On the strength of the mention in Newsweek, I took the Greyhound to New York City and applied for a job on the Herald-Tribune. Managing Editor Murray Weiss had seen the story. He said I would be the Tribune’s first woman copy editor.
But the job never materialized. I moved to New York, but there was a newspaper strike, a hiring freeze, the Tribune was in trouble…and I took a much tamer writing job at one of the United Nations delegations, researching puff stories at the New York public library.
            In February of 1964, Carole Tyler was questioned at the Senate hearing. She took the Fifth on every question. Never said a word. In May, 1965, she was killed when a single-engine biplane in which she was a passenger crashed into five feet of water only 200 yards off the Maryland coast.

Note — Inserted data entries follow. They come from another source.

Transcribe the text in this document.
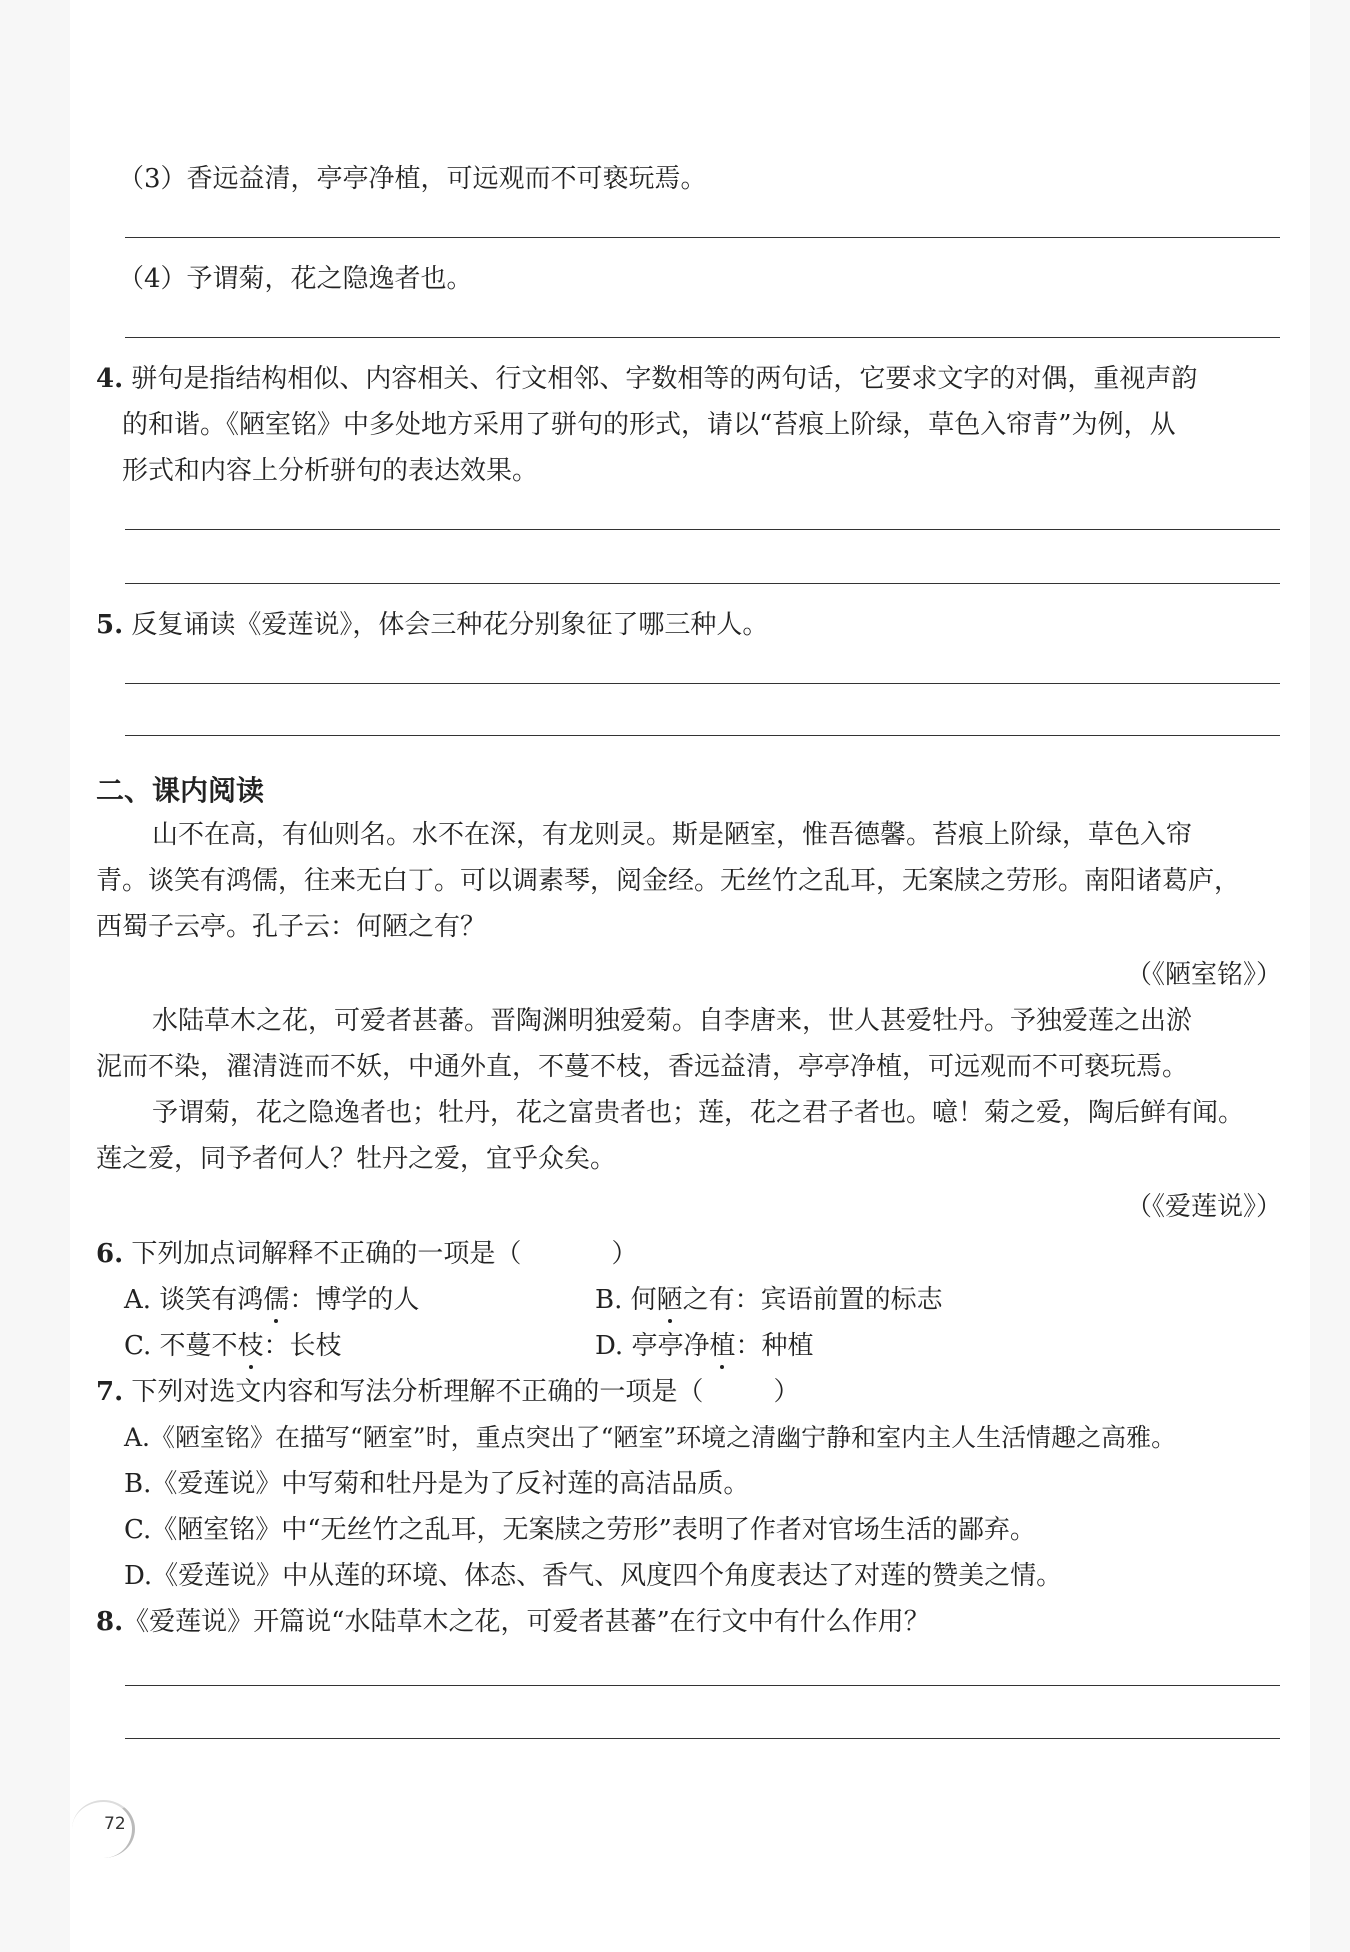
（3）香远益清，亭亭净植，可远观而不可亵玩焉。
（4）予谓菊，花之隐逸者也。
4. 骈句是指结构相似、内容相关、行文相邻、字数相等的两句话，它要求文字的对偶，重视声韵
的和谐。《陋室铭》中多处地方采用了骈句的形式，请以“苔痕上阶绿，草色入帘青”为例，从
形式和内容上分析骈句的表达效果。
5. 反复诵读《爱莲说》，体会三种花分别象征了哪三种人。
二、课内阅读
山不在高，有仙则名。水不在深，有龙则灵。斯是陋室，惟吾德馨。苔痕上阶绿，草色入帘
青。谈笑有鸿儒，往来无白丁。可以调素琴，阅金经。无丝竹之乱耳，无案牍之劳形。南阳诸葛庐，
西蜀子云亭。孔子云：何陋之有？
（《陋室铭》）
水陆草木之花，可爱者甚蕃。晋陶渊明独爱菊。自李唐来，世人甚爱牡丹。予独爱莲之出淤
泥而不染，濯清涟而不妖，中通外直，不蔓不枝，香远益清，亭亭净植，可远观而不可亵玩焉。
予谓菊，花之隐逸者也；牡丹，花之富贵者也；莲，花之君子者也。噫！菊之爱，陶后鲜有闻。
莲之爱，同予者何人？牡丹之爱，宜乎众矣。
（《爱莲说》）
6. 下列加点词解释不正确的一项是（	）
A. 谈笑有鸿儒：博学的人	B. 何陋之有：宾语前置的标志
C. 不蔓不枝：长枝	D. 亭亭净植：种植
7. 下列对选文内容和写法分析理解不正确的一项是（	）
A.《陋室铭》在描写“陋室”时，重点突出了“陋室”环境之清幽宁静和室内主人生活情趣之高雅。
B.《爱莲说》中写菊和牡丹是为了反衬莲的高洁品质。
C.《陋室铭》中“无丝竹之乱耳，无案牍之劳形”表明了作者对官场生活的鄙弃。
D.《爱莲说》中从莲的环境、体态、香气、风度四个角度表达了对莲的赞美之情。
8.《爱莲说》开篇说“水陆草木之花，可爱者甚蕃”在行文中有什么作用？
72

            I still feel guilty about manipulating my way into the woman’s house with my fake Christmas presents. It’s the sort of thing a paparazzo might do without a second thought, but I was (and am) mild-mannered and anxious not to offend. I can’t even imagine where the idea of the wrapped boxes came from. I think it was probably a matter of my being more afraid of the news editor than I was of tricking an unknown woman. A woman who died at 26 years of age. A woman whose arms are replicated on the statue of Freedom.